Would this mismatch had been there if there were a better interface between the government and the military? Most certainly not!
 
In fact, there are reports that a war game conducted in 1960 had pointed to a possible Chinese invasion. However, when the three-star officer who conducted the war game moved to become Indian Army chief, the report was quietly shelved, apparently at the government's instance.
 
Why then has such contraditory situations existed for so long? Because of the traditional bureaucracy-driven trust-deficit that exists with the armed forces - exemplified most recently when Gen. V.K. Singh was army chief and moved a large body of troops in January 2012, rattling the top echelons of the government.
 
It is this trust-deficit that has prevented the implementation of one of the most crucial defence reforms since Independence: the creation of a Chief of Defence Staff (CDS) as a one-point reference for the government on all matters military.
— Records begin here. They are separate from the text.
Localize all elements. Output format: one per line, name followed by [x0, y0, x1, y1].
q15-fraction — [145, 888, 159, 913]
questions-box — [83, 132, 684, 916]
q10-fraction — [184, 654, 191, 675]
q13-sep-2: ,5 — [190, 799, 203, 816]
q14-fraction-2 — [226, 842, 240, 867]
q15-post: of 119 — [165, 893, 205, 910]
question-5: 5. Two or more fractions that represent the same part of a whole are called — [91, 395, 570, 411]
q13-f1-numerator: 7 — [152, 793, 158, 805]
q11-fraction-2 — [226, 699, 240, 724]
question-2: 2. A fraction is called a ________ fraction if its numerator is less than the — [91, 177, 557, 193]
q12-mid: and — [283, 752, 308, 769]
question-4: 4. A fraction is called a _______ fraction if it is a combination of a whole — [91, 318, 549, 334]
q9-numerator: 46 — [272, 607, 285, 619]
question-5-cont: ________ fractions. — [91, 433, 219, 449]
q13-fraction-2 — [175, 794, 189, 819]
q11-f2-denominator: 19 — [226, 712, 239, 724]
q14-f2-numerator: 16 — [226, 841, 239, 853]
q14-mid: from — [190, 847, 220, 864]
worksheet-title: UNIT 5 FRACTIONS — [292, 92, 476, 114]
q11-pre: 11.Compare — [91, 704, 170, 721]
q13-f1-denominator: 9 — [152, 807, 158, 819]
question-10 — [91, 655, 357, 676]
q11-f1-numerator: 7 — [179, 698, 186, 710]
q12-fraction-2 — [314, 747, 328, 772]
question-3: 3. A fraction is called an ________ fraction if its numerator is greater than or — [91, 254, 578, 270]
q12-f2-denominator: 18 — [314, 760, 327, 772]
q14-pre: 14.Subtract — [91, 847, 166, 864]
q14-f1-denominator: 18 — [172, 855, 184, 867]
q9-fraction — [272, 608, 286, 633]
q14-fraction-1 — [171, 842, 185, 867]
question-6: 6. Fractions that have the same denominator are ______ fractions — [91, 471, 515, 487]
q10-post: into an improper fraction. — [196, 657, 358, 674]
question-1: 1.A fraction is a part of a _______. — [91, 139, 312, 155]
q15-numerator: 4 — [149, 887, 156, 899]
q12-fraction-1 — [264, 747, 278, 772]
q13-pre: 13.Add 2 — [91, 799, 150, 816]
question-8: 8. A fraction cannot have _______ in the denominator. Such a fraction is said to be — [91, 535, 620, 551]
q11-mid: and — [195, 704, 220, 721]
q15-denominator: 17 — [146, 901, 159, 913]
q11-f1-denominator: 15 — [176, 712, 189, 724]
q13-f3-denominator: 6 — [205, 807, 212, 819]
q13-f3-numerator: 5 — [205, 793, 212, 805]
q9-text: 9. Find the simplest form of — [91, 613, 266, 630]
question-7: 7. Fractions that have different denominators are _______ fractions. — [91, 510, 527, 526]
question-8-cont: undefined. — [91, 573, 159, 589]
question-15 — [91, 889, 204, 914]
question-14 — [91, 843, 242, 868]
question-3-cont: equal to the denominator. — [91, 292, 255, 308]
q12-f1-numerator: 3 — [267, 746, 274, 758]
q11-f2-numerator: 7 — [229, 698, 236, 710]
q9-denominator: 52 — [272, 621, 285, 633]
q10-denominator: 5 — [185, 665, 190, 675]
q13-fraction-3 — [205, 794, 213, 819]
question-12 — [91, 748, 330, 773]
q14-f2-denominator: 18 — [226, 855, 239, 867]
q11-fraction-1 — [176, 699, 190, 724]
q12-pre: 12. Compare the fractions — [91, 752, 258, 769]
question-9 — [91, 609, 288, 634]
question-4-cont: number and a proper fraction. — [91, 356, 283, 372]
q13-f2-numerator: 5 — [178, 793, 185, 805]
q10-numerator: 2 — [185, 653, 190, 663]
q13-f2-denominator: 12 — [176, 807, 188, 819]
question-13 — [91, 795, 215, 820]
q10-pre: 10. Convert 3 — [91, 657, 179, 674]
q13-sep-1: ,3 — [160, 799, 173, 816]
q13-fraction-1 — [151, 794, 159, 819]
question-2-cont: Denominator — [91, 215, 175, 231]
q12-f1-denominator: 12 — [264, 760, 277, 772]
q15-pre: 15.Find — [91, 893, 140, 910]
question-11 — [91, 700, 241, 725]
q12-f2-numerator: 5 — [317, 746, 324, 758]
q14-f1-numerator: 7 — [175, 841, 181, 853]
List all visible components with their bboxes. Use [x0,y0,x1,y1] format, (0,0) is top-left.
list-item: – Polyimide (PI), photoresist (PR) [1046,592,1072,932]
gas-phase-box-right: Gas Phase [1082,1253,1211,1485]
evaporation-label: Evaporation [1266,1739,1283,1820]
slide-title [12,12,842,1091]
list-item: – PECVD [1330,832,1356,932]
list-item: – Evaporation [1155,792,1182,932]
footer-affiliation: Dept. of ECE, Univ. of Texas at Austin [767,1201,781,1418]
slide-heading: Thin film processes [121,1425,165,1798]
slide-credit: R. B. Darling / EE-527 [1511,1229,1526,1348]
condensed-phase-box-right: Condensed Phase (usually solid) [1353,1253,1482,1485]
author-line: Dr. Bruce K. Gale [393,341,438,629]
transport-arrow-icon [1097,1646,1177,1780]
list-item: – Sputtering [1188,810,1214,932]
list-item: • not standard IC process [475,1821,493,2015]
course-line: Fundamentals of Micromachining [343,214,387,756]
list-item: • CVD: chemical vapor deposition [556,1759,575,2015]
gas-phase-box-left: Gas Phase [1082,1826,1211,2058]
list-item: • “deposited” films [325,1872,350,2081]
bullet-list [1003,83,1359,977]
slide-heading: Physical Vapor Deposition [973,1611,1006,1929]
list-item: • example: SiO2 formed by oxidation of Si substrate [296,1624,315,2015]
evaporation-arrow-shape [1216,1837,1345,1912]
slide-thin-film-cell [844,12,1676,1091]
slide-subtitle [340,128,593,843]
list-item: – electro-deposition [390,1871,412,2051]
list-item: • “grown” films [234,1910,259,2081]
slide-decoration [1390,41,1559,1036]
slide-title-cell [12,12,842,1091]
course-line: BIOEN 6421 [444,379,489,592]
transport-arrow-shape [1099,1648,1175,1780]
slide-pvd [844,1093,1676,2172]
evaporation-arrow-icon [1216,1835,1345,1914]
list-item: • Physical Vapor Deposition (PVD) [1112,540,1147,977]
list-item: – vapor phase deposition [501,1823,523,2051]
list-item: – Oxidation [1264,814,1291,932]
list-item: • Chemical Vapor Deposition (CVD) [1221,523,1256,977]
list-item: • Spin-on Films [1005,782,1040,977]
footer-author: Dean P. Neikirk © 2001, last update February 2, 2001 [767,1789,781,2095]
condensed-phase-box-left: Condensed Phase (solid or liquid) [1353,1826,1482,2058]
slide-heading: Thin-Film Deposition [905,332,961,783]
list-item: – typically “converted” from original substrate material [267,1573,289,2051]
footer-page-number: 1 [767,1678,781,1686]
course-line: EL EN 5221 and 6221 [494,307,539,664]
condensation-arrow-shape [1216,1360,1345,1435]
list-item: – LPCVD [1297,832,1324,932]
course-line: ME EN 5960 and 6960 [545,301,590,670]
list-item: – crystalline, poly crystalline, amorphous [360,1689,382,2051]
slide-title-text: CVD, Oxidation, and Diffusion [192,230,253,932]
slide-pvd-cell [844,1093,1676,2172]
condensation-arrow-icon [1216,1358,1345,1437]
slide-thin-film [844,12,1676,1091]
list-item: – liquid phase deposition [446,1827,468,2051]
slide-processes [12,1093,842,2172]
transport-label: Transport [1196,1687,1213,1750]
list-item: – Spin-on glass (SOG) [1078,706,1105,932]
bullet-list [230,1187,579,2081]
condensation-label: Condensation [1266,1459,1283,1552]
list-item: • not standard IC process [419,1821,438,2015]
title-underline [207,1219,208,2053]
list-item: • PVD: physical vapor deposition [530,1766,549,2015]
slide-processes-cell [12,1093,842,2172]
The bureaucracy fears that the CDS could become so powerful that he could come to overshadow them.
 
The 21st century is far removed from the situation that existed during the First Gulf War (1991), an event that many believe has shaped modern-day strategic thinking as exemplified by the events that followed: the Second Gulf War and the US-led NATO operations in Afghanistan.
 
While the armed forces have kept up with contemporary developments, the government, unfortunately, remains tied to the past. It's time to shed the sloth and come together for the common good if India is to take its rightful place on the global stage.